Actualité droit social

Licenciement économique : des pertes d’exploitation sur 3 ans ne suffisent pas à caractériser automatiquement des difficultés économiques.

Depuis 2016, les difficultés économiques doivent être caractérisées soit par l’évolution significative d’au moins un indicateur économique tel qu’une baisse des commandes ou du chiffre d’affaires, des pertes d’exploitation ou une dégradation de la trésorerie ou de l’excédent brut d’exploitation, soit par tout autre élément de nature à justifier de ces difficultés.

Contrairement à ce qu’elle prévoit pour la baisse des commandes ou du chiffre d’affaires, la loi n’exige pas de condition temporelle pour établir l’existence de difficultés économiques résultant de pertes d’exploitation ou d’une dégradation de la trésorerie ou de l’EBE ; elle exige seulement une « évolution significative » de ces indicateurs.

Dans cette affaire, pour justifier la suppression des postes de 5 salariés, la société invoquait l’existence de pertes d’exploitation sur 3 années successives, nonobstant un chiffre d’affaires en hausse.

Si la Cour d’appel avait validé le licenciement, la Cour de cassation a cassé cet arrêt en considérant que celle-ci n’avait pas recherché si l’évolution de cet indicateur économique retenu était significative, c’est-à-dire si ces pertes étaient sérieuses et durables.

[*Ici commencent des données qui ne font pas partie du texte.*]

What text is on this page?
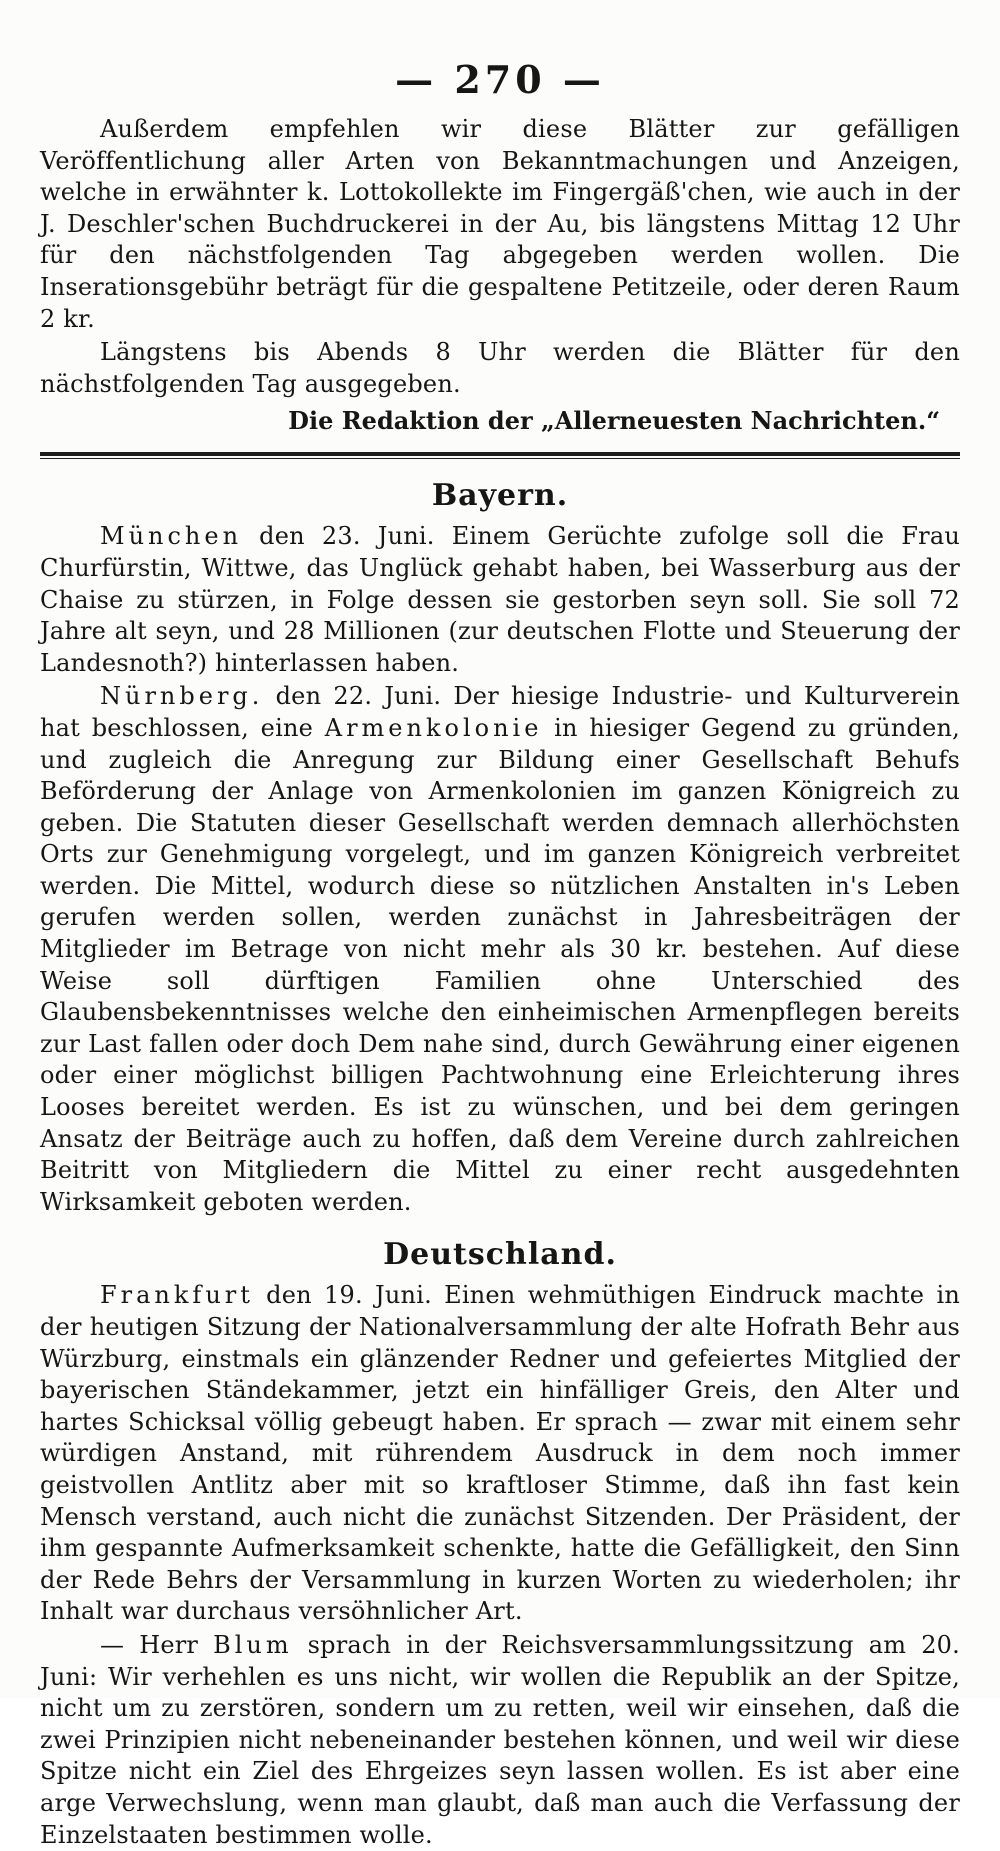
— 270 —

Außerdem empfehlen wir diese Blätter zur gefälligen Veröffentlichung aller Arten von Bekanntmachungen und Anzeigen, welche in erwähnter k. Lottokollekte im Fingergäß'chen, wie auch in der J. Deschler'schen Buchdruckerei in der Au, bis längstens Mittag 12 Uhr für den nächstfolgenden Tag abgegeben werden wollen. Die Inserationsgebühr beträgt für die gespaltene Petitzeile, oder deren Raum 2 kr.

Längstens bis Abends 8 Uhr werden die Blätter für den nächstfolgenden Tag ausgegeben.

Die Redaktion der „Allerneuesten Nachrichten.“
Bayern.

München den 23. Juni. Einem Gerüchte zufolge soll die Frau Churfürstin, Wittwe, das Unglück gehabt haben, bei Wasserburg aus der Chaise zu stürzen, in Folge dessen sie gestorben seyn soll. Sie soll 72 Jahre alt seyn, und 28 Millionen (zur deutschen Flotte und Steuerung der Landesnoth?) hinterlassen haben.

Nürnberg. den 22. Juni. Der hiesige Industrie- und Kulturverein hat beschlossen, eine Armenkolonie in hiesiger Gegend zu gründen, und zugleich die Anregung zur Bildung einer Gesellschaft Behufs Beförderung der Anlage von Armenkolonien im ganzen Königreich zu geben. Die Statuten dieser Gesellschaft werden demnach allerhöchsten Orts zur Genehmigung vorgelegt, und im ganzen Königreich verbreitet werden. Die Mittel, wodurch diese so nützlichen Anstalten in's Leben gerufen werden sollen, werden zunächst in Jahresbeiträgen der Mitglieder im Betrage von nicht mehr als 30 kr. bestehen. Auf diese Weise soll dürftigen Familien ohne Unterschied des Glaubensbekenntnisses welche den einheimischen Armenpflegen bereits zur Last fallen oder doch Dem nahe sind, durch Gewährung einer eigenen oder einer möglichst billigen Pachtwohnung eine Erleichterung ihres Looses bereitet werden. Es ist zu wünschen, und bei dem geringen Ansatz der Beiträge auch zu hoffen, daß dem Vereine durch zahlreichen Beitritt von Mitgliedern die Mittel zu einer recht ausgedehnten Wirksamkeit geboten werden.

Deutschland.

Frankfurt den 19. Juni. Einen wehmüthigen Eindruck machte in der heutigen Sitzung der Nationalversammlung der alte Hofrath Behr aus Würzburg, einstmals ein glänzender Redner und gefeiertes Mitglied der bayerischen Ständekammer, jetzt ein hinfälliger Greis, den Alter und hartes Schicksal völlig gebeugt haben. Er sprach — zwar mit einem sehr würdigen Anstand, mit rührendem Ausdruck in dem noch immer geistvollen Antlitz aber mit so kraftloser Stimme, daß ihn fast kein Mensch verstand, auch nicht die zunächst Sitzenden. Der Präsident, der ihm gespannte Aufmerksamkeit schenkte, hatte die Gefälligkeit, den Sinn der Rede Behrs der Versammlung in kurzen Worten zu wiederholen; ihr Inhalt war durchaus versöhnlicher Art.

— Herr Blum sprach in der Reichsversammlungssitzung am 20. Juni: Wir verhehlen es uns nicht, wir wollen die Republik an der Spitze, nicht um zu zerstören, sondern um zu retten, weil wir einsehen, daß die zwei Prinzipien nicht nebeneinander bestehen können, und weil wir diese Spitze nicht ein Ziel des Ehrgeizes seyn lassen wollen. Es ist aber eine arge Verwechslung, wenn man glaubt, daß man auch die Verfassung der Einzelstaaten bestimmen wolle.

Cass. soc., 18 oct. 2023 n° 22-18.852


Licenciement économique : le registre d’entrée et de sortie du personnel, pièce essentielle pour prouver l’impossibilité de reclassement.

Un salarié contestait son licenciement en arguant notamment du non-respect de l’obligation de reclassement.

Les juges d’appel avaient en effet considéré que l’employeur produisait seulement un procès-verbal du comité de direction, qui ne lui permettait pas de s’assurer qu’il avait loyalement rempli son obligation de reclassement.

Or, la Cour de cassation relève que le bordereau de communication de pièces faisait état du registre d’entrée et de sortie du personnel produit par l’employeur. L’arrêt d’appel est cassé pour ne pas avoir analysé cette pièce essentielle.

Cass. soc., 18 oct. 2023 n° 21-24.014


L’employeur peut-il se prévaloir d’images issues d’un compte privé d’un réseau social ?

Une infirmière exerçant au service d’accueil des urgences de nuit d’un hôpital avait été licenciée pour avoir participé à des soirées arrosées au temps et lieu de travail.

Elle contestait la recevabilité de certaines preuves, comme des photos et vidéos d’elle en maillot de bain sur son lieu de travail partagées sur un groupe Messenger.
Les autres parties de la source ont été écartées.